A Brief History of Abuela
Abuela
(Dad)
My mother was born in 1929 in Laredo, Mexico. She was the youngest of sixteen children. She was five when her father died, and her mother was 36. The culture was different then, and my grandmother was only 15 when she married my much older grandfather who had a child from a previous marriage. His first child and one of her nieces would actually play dolls together as they were only a year apart in age.
With 16 mouths to feed, everyone did their part to help my grandmother. Often she sent my mother out to help raise her siblings’ children instead of going to school. This is a story my mother would share with my children when they were old enough to understand. Still, with her brother’s help, my mother was determined and taught herself to read and write Spanish, later learning English and even sign language for my sister, who was hearing-impaired.
She met my father in a factory, and they built a life together for 42 years. When he passed away in 1999, her grief repeated itself as she would forget her husband died and need constant reminders.

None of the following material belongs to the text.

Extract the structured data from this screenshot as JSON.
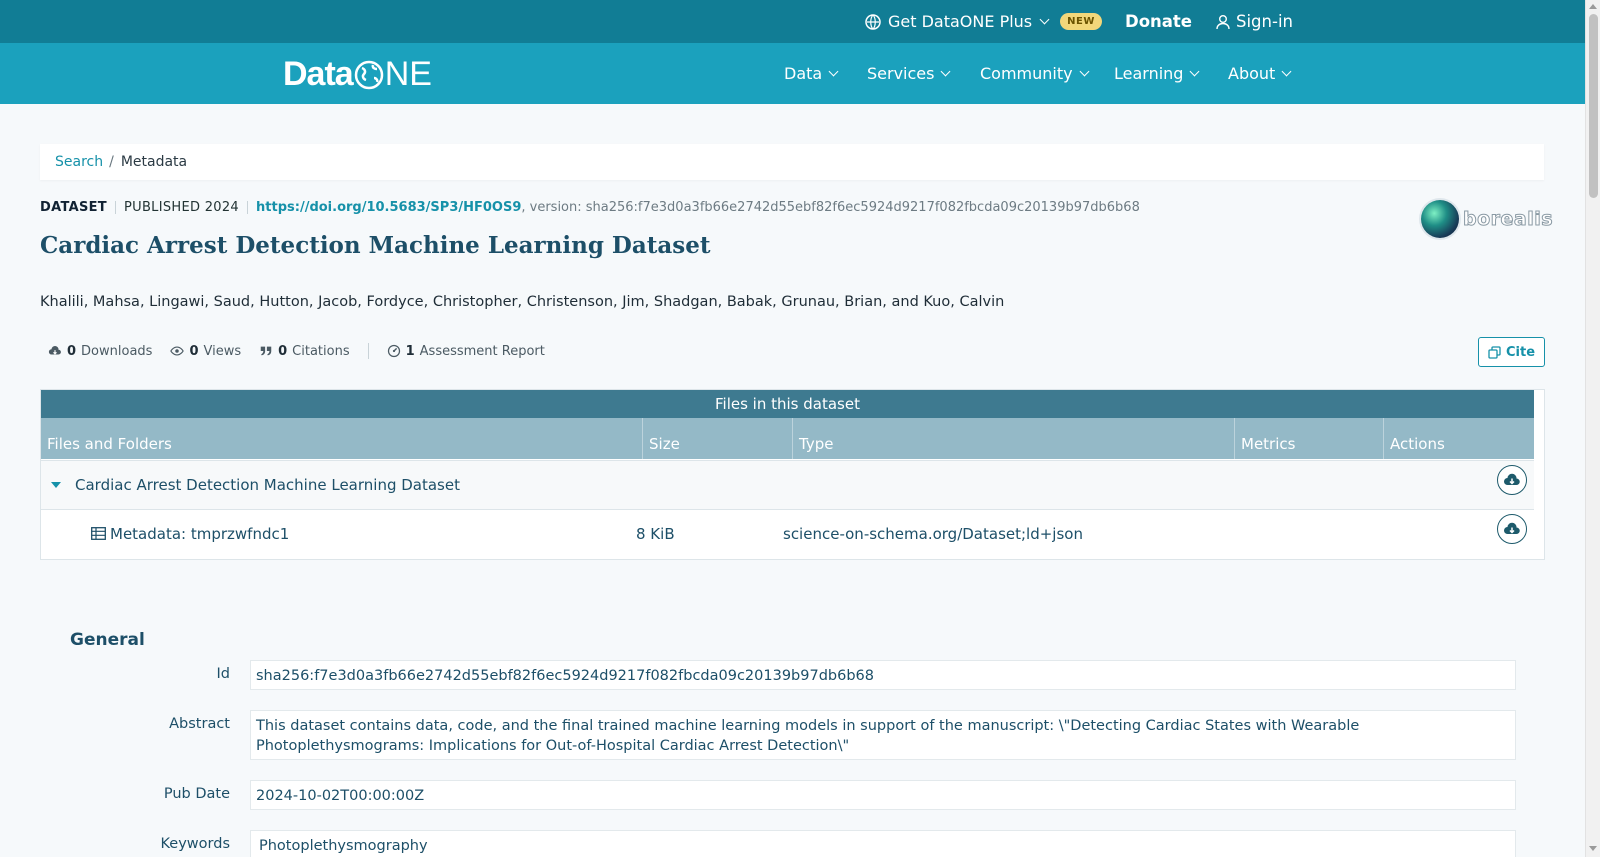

We realized something more was going on in her mind, in addition to the grief.
At first, she spoke of vivid dreams where God walked her back through every place she had ever lived and all the people she had seen. Almost like our last moments of consciousness, or so they say, she remembered everything in detail. I remember thinking it was remarkable that God was allowing her to go on this journey to see all the places she had been and visit the people she had met.
Slowly, the memories began to unravel. She forgot names. She forgot sign language. Eventually, she forgot who we were. I started out as her son, then her brother, and finally I became her father.

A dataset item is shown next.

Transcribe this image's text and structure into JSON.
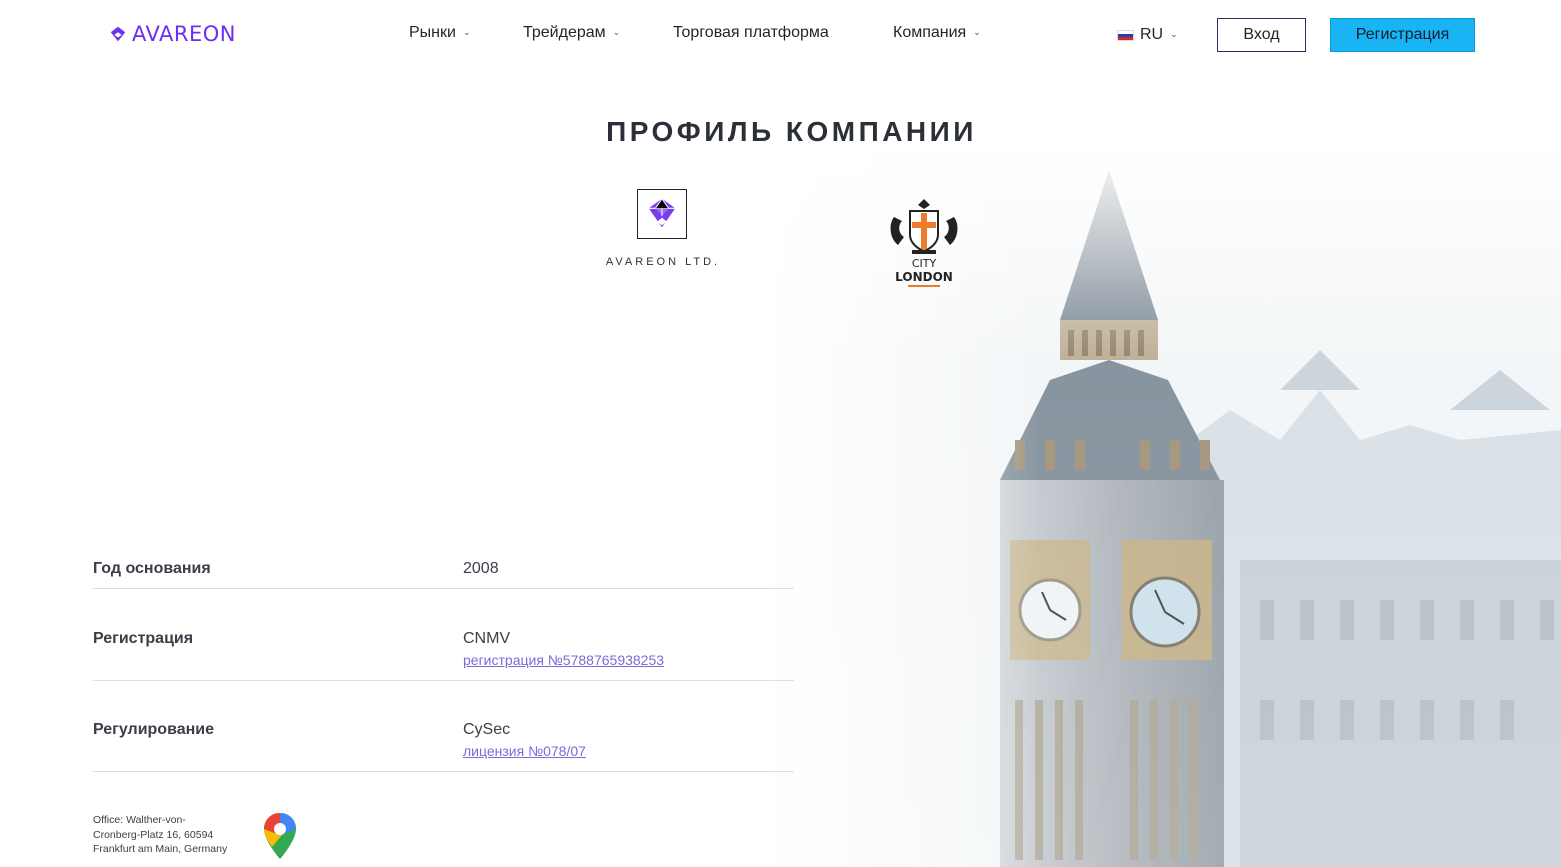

Caring for her became a full-time responsibility. It was exhausting, heartbreaking, and humbling. My sister Maria, who was deaf herself and had endured her own battles with cancer, rarely left my mother’s side. My siblings and children helped and though the weight was heavy, we carried it together.
There were moments of light. My mom laughed at The Three Stooges, colored in children’s books, and cuddled baby dolls when real children visited. Music from her youth—old Mexican love songs, or even John Denver—brought her peace. Small windows of joy reminded us she was still there, even as the disease tried to take her away.
Doctors urged us to put her in a home. But I remembered the promise I made as a child: One day, I’ll take care of you, just like you took care of me. We kept her with us. It wasn’t easy, but for us, it was right.
Dementia doesn’t just take a person—it takes them piece by piece. You grieve them over and over before they’re gone. But through it all, I held onto one truth: my mother was loved. Even when she forgot everything else, I prayed she still knew that.
Caring for a loved one with dementia is overwhelming, but no one has to do it alone. Lean on family, friends, church, community—anyone willing to walk alongside you. The journey is hard, but love makes it bearable.
We did the best we could. And in the end, that was enough.